Iran, which is also under severe sanctions on the United States, will lose much less.
Last month, aviation monitoring companies registered more than a dozen special flights to Venezuela by Mahan Air, which the United States has sanctioned for allegedly carrying weapons and Iranian military operatives abroad , including in Syria in support of President Bashar al-Assad.
Iranian President Hassan Rouhani warned on Saturday that the United States could face unspecified “chaos” if the tanks could not reach their destination, Mehr news agency reported.
Russ Dallen, a partner at Caracas Capital Markets, a Florida-based company that monitors Venezuela’s energy sector, said the information collected by the firm indicated that flights were carrying chemicals and equipment to help Venezuela. to restore moribund domestic gas refineries.
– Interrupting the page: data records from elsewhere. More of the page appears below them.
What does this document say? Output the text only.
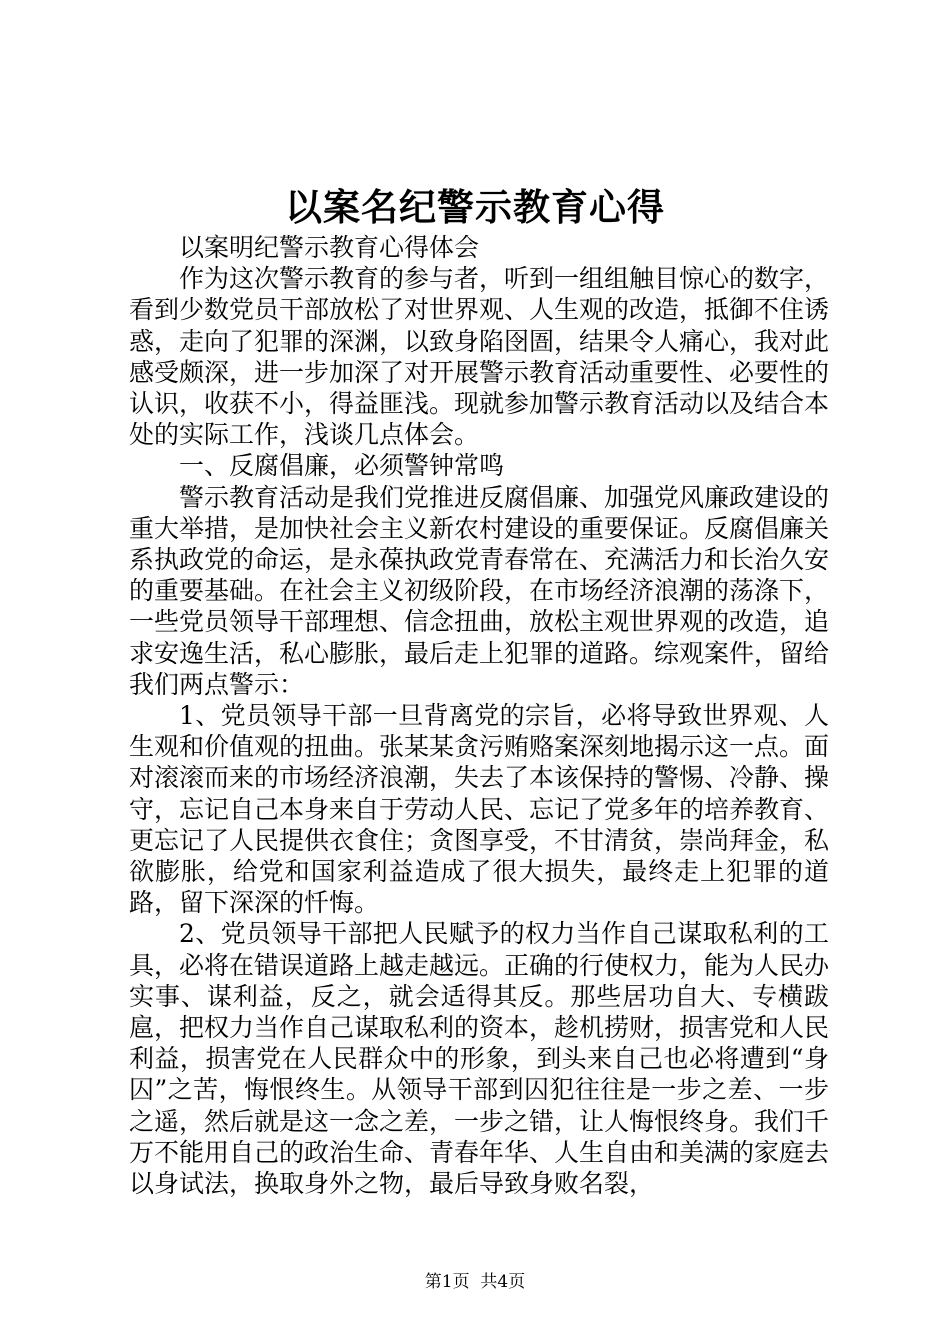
以案名纪警示教育心得

以案明纪警示教育心得体会

作为这次警示教育的参与者，听到一组组触目惊心的数字，看到少数党员干部放松了对世界观、人生观的改造，抵御不住诱惑，走向了犯罪的深渊，以致身陷囹圄，结果令人痛心，我对此感受颇深，进一步加深了对开展警示教育活动重要性、必要性的认识，收获不小，得益匪浅。现就参加警示教育活动以及结合本处的实际工作，浅谈几点体会。

一、反腐倡廉，必须警钟常鸣

警示教育活动是我们党推进反腐倡廉、加强党风廉政建设的重大举措，是加快社会主义新农村建设的重要保证。反腐倡廉关系执政党的命运，是永葆执政党青春常在、充满活力和长治久安的重要基础。在社会主义初级阶段，在市场经济浪潮的荡涤下，一些党员领导干部理想、信念扭曲，放松主观世界观的改造，追求安逸生活，私心膨胀，最后走上犯罪的道路。综观案件，留给我们两点警示：

1、党员领导干部一旦背离党的宗旨，必将导致世界观、人生观和价值观的扭曲。张某某贪污贿赂案深刻地揭示这一点。面对滚滚而来的市场经济浪潮，失去了本该保持的警惕、冷静、操守，忘记自己本身来自于劳动人民、忘记了党多年的培养教育、更忘记了人民提供衣食住；贪图享受，不甘清贫，崇尚拜金，私欲膨胀，给党和国家利益造成了很大损失，最终走上犯罪的道路，留下深深的忏悔。

2、党员领导干部把人民赋予的权力当作自己谋取私利的工具，必将在错误道路上越走越远。正确的行使权力，能为人民办实事、谋利益，反之，就会适得其反。那些居功自大、专横跋扈，把权力当作自己谋取私利的资本，趁机捞财，损害党和人民利益，损害党在人民群众中的形象，到头来自己也必将遭到“身囚”之苦，悔恨终生。从领导干部到囚犯往往是一步之差、一步之遥，然后就是这一念之差，一步之错，让人悔恨终身。我们千万不能用自己的政治生命、青春年华、人生自由和美满的家庭去以身试法，换取身外之物，最后导致身败名裂，

第1页  共4页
Maduro’s government, he said, appears to be paying for those parts – as well as Iranian fuel now in transit – with gold from the Central Bank.
“We monitor the Central Bank’s reserves every month,” Dallen said. “They suddenly dropped from April to May by $ 700 million.”
Iranian ambassador to Venezuela, Hojjatollah Soltani, has denied any gold-for-gas deal with Maduro. He said this last week that both countries have the right to engage in regular bilateral trade.
“This relationship between Iran and Venezuela does not threaten anyone,” Soltani told reporters Wednesday at the Iran Embassy in Caracas. “It’s not a danger to anyone.”
Faiola from Miami, Ryan from Washington and Cunningham from Istanbul reported. Mariana Zuñiga and Ana Vanessa Herrero in Caracas and Carol Morello and John Hudson in Washington contributed to this report.